Combination treatment is associated with reduced macrophage and increased cytotoxic T cell numbers. (a) Similar immune cell density profiles are derived from frozen and paraffin-embedded tissues. Two fixatives (and detection methods) were compared: acetone-fixed frozen sections were subjected to immunoperoxidase staining and paraffin-embedded tissues to immunofluorescent multiplex staining. Control and rash tissue staining are shown together in bar graphs, showing mean values ± SD. No significant differences were found in two-sided t tests, assuming equal variance in each group. (b) Measuring T cell and antigen-presenting cell numbers in rash skin after single agent or anti-PD-L1 or combination therapy (anti-PD1 and anti–CTLA-4), resulting populations deviate from one another based on the combination of macrophages and CD8 T cell abundance in the tissue. Values shown represent individual patients or controls in box plots showing the range and 25th and 75th percentile values. Lines indicate the median values.
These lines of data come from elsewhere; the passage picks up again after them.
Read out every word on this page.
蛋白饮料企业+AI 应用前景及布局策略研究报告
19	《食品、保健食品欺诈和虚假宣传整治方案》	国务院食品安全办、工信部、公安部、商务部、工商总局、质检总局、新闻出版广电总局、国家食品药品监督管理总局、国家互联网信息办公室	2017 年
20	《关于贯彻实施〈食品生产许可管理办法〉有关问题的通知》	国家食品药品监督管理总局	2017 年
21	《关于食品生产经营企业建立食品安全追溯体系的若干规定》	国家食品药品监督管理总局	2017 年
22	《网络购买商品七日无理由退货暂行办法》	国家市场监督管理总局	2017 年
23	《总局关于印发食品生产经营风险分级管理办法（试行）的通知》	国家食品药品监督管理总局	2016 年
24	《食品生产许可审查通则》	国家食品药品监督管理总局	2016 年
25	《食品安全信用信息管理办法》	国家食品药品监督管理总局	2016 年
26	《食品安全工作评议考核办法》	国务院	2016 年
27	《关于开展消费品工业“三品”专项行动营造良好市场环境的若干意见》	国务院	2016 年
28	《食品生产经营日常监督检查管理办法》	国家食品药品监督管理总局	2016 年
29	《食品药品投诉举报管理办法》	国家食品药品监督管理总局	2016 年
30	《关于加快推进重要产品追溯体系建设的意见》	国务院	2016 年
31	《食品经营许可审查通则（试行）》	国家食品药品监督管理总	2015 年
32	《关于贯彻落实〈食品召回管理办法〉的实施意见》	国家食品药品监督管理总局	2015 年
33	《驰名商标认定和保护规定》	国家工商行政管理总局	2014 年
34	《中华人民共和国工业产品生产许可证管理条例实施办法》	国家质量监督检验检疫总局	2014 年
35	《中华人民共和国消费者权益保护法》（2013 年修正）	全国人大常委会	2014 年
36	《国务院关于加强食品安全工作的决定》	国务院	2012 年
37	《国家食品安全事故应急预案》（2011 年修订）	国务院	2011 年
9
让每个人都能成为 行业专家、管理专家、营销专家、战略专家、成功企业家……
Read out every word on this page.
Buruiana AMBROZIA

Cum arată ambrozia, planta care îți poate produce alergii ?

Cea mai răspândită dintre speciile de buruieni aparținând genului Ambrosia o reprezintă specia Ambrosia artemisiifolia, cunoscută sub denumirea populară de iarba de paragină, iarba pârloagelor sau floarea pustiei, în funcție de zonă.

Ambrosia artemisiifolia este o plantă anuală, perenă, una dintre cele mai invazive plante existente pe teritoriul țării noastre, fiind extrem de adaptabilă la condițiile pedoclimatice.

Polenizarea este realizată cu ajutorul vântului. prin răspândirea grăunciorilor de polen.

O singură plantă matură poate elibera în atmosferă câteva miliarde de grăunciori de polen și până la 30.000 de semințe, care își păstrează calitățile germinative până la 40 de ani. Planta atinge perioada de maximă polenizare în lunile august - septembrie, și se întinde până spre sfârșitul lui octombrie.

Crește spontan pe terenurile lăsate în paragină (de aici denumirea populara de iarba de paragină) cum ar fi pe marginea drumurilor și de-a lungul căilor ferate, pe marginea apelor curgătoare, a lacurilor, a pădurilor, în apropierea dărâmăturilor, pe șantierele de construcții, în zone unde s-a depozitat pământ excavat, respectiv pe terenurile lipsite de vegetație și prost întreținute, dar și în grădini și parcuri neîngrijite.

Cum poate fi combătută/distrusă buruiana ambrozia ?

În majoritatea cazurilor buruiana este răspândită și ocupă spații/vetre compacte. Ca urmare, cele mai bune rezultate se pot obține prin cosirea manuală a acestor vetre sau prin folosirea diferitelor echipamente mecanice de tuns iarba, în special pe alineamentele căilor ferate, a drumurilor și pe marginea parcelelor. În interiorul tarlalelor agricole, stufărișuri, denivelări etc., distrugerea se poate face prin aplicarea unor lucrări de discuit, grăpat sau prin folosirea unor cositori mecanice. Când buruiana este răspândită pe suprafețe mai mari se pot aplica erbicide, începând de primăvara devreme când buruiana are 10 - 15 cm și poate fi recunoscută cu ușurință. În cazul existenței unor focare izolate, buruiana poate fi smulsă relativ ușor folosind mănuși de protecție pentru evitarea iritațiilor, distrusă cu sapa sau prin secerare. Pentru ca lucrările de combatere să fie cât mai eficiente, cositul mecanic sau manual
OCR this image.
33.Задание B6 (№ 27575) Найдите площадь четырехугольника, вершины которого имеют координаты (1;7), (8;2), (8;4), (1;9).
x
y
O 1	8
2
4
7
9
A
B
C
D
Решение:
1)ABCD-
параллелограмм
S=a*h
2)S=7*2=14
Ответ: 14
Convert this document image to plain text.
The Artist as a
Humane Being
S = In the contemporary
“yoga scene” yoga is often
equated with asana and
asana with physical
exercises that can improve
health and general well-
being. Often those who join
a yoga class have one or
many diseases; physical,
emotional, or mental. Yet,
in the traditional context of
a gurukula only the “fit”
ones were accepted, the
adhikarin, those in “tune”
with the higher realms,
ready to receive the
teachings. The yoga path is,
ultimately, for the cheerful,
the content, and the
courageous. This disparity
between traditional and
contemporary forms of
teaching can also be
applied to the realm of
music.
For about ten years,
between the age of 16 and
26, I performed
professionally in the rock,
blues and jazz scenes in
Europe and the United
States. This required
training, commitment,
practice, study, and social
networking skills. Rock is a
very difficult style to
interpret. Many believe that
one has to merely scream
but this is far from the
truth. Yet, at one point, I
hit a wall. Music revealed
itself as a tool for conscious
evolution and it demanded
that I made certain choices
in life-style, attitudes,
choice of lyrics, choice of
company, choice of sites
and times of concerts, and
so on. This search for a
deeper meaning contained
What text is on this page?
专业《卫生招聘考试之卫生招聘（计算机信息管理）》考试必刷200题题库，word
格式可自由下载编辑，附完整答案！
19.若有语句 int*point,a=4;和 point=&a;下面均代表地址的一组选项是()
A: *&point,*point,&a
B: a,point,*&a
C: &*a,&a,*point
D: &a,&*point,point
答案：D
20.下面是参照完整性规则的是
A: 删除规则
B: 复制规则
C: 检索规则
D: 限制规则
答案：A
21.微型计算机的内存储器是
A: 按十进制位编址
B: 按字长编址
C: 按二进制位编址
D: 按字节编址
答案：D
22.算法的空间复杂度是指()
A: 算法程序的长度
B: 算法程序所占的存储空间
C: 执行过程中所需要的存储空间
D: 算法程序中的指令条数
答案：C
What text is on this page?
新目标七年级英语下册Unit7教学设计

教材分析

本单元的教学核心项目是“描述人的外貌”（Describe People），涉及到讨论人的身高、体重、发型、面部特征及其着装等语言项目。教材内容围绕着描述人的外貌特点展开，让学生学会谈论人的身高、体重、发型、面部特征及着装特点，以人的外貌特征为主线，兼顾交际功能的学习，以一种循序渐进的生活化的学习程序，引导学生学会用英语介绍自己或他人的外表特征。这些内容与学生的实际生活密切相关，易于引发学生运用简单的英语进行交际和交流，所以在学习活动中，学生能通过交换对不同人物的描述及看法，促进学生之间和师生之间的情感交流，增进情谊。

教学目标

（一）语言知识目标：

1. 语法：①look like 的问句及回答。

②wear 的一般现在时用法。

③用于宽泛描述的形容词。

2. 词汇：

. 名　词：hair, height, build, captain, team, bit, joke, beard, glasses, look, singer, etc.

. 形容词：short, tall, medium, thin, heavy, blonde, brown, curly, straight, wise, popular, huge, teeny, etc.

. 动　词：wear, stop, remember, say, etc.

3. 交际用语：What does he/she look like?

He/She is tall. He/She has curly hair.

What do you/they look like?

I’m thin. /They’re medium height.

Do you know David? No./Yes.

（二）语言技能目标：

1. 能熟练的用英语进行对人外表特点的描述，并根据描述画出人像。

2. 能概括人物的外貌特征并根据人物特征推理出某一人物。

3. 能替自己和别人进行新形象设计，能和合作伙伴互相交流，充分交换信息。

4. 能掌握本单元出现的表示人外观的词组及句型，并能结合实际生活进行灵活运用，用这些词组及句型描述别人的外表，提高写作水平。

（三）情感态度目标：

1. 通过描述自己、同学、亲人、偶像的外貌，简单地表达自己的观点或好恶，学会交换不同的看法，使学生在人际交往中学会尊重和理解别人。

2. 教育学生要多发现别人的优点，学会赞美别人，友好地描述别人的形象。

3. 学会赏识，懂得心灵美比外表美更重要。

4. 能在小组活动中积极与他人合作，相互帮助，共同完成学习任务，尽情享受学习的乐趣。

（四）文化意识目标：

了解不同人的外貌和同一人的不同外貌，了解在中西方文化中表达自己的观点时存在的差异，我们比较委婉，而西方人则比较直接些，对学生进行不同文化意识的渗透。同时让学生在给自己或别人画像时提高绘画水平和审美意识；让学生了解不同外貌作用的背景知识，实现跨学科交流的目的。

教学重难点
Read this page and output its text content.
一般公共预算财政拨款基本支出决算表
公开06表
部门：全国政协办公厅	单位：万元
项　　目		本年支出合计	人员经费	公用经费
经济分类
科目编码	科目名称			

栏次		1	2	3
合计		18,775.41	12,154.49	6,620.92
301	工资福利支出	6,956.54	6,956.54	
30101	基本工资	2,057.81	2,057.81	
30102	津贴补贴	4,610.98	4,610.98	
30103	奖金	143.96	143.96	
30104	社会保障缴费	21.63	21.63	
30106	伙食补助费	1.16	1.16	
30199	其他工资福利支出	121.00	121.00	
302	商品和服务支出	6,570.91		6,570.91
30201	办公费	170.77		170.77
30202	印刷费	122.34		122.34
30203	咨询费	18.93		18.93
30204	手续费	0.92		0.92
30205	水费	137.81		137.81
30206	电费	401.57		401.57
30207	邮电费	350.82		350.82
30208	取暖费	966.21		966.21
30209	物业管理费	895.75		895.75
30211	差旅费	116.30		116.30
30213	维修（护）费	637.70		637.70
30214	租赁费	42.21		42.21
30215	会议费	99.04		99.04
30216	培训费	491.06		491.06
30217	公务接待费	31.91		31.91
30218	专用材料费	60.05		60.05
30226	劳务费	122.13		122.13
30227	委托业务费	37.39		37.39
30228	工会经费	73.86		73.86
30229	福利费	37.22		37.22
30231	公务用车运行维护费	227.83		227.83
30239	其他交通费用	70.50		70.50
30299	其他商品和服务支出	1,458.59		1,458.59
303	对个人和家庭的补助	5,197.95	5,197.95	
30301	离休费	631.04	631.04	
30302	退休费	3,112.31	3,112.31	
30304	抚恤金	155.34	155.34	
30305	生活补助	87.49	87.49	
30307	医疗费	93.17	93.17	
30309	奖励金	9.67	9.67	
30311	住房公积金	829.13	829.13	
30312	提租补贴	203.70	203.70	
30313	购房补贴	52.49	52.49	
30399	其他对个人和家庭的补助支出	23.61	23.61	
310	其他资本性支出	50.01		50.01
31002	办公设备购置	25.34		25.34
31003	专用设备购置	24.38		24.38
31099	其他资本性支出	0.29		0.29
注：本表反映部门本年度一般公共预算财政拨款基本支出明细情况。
No significant differences were found in two-sided t tests, assuming equal variance in each group. (c) Analysis of deviance, modeled by stepwise selection and logistic regression. A Supporting Vector Machine (SVM) was used to plot a hyperplane separating the two groups of patients; this fitted straight line was used to quantify the relationship between treatment groups. Above this line, patients are more likely (P > 0.5) to have received single checkpoint inhibitor treatment, whereas patients below the line have more likely (P > 0.5) received dual checkpoint inhibitor therapy, ∗∗P = 0.002.